Infatti, il Giudice delle leggi, con sent. n. 91/2024 del 20.05.2024 ha dichiarato la parziale illegittimità costituzionale dell’art. 600 ter comma 1 n. 1 c.p. nella parte in cui non prevede, per il reato di produzione di materiale pornografico mediante l’utilizzazione di minori di anni diciotto, che nei casi di minore gravità la pena da esso comminata è diminuita in misura non eccedente i due terzi.
In pratica, la norma è stata dichiarata illegittima perché non prevede un’attenuante analoga a quella prevista dall’art. 609 quater comma 6 c.p. per i casi di minore gravità, con riduzione della pena in misura non eccedente i due terzi.
Sarebbe in ogni caso assolutamente sbagliato, come ha chiarito la giurisprudenza, invocare, puramente e semplicemente, il consenso del minore ultra quattordicenne, perché l’elemento dirimente e determinante non è il consenso, ma, appunto, l’utilizzazione, che può configurasi anche nel caso di condotte induttive ai fini della produzione dei materiale pedopornografico.
Vale a dire, se è vero che la giurisprudenza ha chiarito che presupposto essenziale per i reati di questa natura è la diversità dell’autore della condotta rispetto al soggetto ripreso, difettando diversamente l’elemento dell’utilizzazione del minore da parte del soggetto terzo, è anche vero la condotta di colui che induca, spinga o anche solo faccia insorgere nel minore l’intento di produrre materiale ritraente il minore stesso, determina l’utilizzazione del minore.
Purtroppo, è noto che la condotta presa in considerazione dall’art. 600 ter comma 1, ed in particolare al n. 1, si associa e talvolta è persino funzionale alle ipotesi contemplate dai commi successivi, quanto alla diffusione o divulgazione del materiale realizzato, mediante canali telematici, ovvero, in ogni caso, quanto alla cessione od offerta a terzi, anche a titolo gratuito.
Non a caso, nella pratica giudiziaria, i relativi titoli di reato vengono contestati spesso congiuntamente.
Resta tuttavia un dato che può e deve essere opportunamente valorizzato in una prospettiva difensiva.
Ossia, se è vero tutto quanto innanzi, e se è vero che punto nodale ai fini della configurabilità di reati del tipo di quelli dei quali si discute, ossia, reati sessuali o con implicazioni sessuali, è l’utilizzazione del minore, anche sotto forma di induzione, è altrettanto chiaro che perché si possa configurare in concreto l’utilizzazione occorre fare riferimento alle circostanze concrete del fatto.

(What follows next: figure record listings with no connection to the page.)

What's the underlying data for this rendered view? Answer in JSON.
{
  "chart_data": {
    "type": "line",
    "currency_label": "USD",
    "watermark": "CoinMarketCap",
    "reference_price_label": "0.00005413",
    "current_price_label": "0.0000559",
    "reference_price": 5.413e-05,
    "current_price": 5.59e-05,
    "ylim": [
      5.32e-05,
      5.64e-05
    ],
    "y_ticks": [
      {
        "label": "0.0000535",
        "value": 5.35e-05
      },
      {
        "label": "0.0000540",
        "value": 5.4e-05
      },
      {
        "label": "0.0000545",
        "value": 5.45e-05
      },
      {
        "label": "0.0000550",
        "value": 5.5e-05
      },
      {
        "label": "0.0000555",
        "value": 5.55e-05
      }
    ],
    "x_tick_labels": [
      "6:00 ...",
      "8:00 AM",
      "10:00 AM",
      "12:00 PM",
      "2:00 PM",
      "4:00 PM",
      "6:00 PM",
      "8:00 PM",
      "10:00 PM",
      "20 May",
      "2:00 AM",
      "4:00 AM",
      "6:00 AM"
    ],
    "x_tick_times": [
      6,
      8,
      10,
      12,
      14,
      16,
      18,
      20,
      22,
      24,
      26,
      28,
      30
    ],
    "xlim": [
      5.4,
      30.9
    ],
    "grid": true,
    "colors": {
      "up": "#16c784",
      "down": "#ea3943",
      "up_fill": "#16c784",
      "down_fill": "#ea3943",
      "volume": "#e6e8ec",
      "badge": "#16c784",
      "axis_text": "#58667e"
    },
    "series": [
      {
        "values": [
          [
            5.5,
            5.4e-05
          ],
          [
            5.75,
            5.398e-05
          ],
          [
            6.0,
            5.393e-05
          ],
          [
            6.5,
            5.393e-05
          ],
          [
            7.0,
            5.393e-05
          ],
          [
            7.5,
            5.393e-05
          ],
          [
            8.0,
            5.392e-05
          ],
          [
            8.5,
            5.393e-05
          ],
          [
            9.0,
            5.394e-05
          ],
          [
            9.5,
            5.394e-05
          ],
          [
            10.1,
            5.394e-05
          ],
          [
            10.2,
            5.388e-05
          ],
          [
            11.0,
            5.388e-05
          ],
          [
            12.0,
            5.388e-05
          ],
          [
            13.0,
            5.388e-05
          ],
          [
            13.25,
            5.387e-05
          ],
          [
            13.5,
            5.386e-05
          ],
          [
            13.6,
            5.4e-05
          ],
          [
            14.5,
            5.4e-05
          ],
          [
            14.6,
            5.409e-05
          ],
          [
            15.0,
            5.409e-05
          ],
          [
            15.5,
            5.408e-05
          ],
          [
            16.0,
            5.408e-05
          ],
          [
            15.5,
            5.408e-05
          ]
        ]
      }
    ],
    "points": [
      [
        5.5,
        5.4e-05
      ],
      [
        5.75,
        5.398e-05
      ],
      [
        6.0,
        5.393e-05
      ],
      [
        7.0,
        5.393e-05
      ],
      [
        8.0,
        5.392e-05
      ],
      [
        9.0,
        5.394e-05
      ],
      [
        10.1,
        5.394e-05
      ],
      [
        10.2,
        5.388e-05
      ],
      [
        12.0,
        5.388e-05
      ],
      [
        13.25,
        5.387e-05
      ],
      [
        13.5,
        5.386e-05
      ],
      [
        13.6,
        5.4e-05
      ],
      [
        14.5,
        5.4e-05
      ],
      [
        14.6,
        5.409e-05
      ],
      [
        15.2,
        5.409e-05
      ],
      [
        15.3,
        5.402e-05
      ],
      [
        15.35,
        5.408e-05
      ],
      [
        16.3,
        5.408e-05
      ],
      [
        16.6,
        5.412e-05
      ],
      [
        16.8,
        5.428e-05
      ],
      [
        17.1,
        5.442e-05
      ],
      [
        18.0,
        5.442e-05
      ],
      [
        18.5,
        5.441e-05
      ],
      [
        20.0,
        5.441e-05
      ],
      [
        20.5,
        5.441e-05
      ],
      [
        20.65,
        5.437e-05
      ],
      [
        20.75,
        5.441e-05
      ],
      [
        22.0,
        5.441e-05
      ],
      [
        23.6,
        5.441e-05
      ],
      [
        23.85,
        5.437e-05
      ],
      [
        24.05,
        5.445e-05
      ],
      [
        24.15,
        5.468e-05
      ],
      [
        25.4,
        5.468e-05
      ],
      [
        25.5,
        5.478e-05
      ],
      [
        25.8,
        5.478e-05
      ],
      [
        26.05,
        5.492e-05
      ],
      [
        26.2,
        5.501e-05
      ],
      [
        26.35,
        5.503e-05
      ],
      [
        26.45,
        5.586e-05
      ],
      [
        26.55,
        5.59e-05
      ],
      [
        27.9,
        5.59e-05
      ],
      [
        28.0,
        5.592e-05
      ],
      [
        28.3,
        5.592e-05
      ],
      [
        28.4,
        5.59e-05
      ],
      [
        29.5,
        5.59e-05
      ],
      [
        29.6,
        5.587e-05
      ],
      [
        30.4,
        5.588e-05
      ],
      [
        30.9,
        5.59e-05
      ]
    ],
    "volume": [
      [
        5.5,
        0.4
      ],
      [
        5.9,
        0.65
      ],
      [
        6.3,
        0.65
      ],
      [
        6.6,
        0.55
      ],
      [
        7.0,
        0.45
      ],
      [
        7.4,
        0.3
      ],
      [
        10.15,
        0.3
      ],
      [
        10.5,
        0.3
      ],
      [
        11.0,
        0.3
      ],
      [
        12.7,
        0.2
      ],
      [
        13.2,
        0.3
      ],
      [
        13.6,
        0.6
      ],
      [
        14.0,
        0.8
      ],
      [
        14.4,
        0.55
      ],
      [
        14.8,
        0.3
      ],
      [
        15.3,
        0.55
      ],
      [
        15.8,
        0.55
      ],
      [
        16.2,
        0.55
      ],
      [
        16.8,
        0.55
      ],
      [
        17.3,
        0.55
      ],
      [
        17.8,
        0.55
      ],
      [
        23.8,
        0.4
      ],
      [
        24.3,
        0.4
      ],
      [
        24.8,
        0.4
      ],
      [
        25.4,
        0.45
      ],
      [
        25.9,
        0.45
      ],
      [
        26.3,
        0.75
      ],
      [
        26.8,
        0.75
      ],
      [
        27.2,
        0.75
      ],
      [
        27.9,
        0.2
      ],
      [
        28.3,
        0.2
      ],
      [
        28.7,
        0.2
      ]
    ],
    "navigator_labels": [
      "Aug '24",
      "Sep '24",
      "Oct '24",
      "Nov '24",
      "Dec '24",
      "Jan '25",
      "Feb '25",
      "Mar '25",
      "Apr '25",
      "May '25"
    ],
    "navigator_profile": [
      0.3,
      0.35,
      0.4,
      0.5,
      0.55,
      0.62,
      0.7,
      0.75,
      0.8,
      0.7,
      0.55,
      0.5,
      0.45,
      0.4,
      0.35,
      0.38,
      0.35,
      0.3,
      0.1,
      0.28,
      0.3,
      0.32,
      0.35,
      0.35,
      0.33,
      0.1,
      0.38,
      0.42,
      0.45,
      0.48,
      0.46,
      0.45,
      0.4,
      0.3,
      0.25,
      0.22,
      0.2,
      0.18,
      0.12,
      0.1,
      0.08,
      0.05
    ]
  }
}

Detto in altri termini, ferma la censurabilità, in primo luogo sul piano morale, in termini assoluti ed indiscutibili, di qualsiasi tipo di relazione – con implicazioni di natura sessuale – con soggetti minori, è altrettanto chiaro che intanto si potrà parlare di utilizzazione del minore in quanto effettivamente e concretamente, e non solo in astratto, si manifesti un subdolo abuso della condizione di soggezione, incapacità od immaturità.
Al contrario, quanto più il minore manifesti nel suo approccio, nel suo contegno e nelle sue azioni, una tendenziale e crescente autodeterminazione e capacità decisionale consapevole e non eterodeterminata, tanto più la sua condotta potrà essere espressione dei libero esercizio della sua autonomia sessuale, sia pure con tutti limiti di cui innanzi.
CONCLUSIONE:
La rete, i social media, le nuove tecnologie, sono o possono essere una straordinaria risorsa, un’occasione di conoscenza e di approfondimento, a condizione che non si pretenda che assurgano ad un ruolo sostitutivo delle istituzioni e della famiglia.
In primo luogo gli adulti debbono saperne cogliere i limiti ed i pericoli, per sé e per gli altri, acquisendo piena consapevolezza che nascondersi dietro una tastiera non è mai una soluzione.
E men che mai la soluzione è creare account o profili social fasulli, perché se si incappa in un problema, tutto sarà sempre rintracciabile.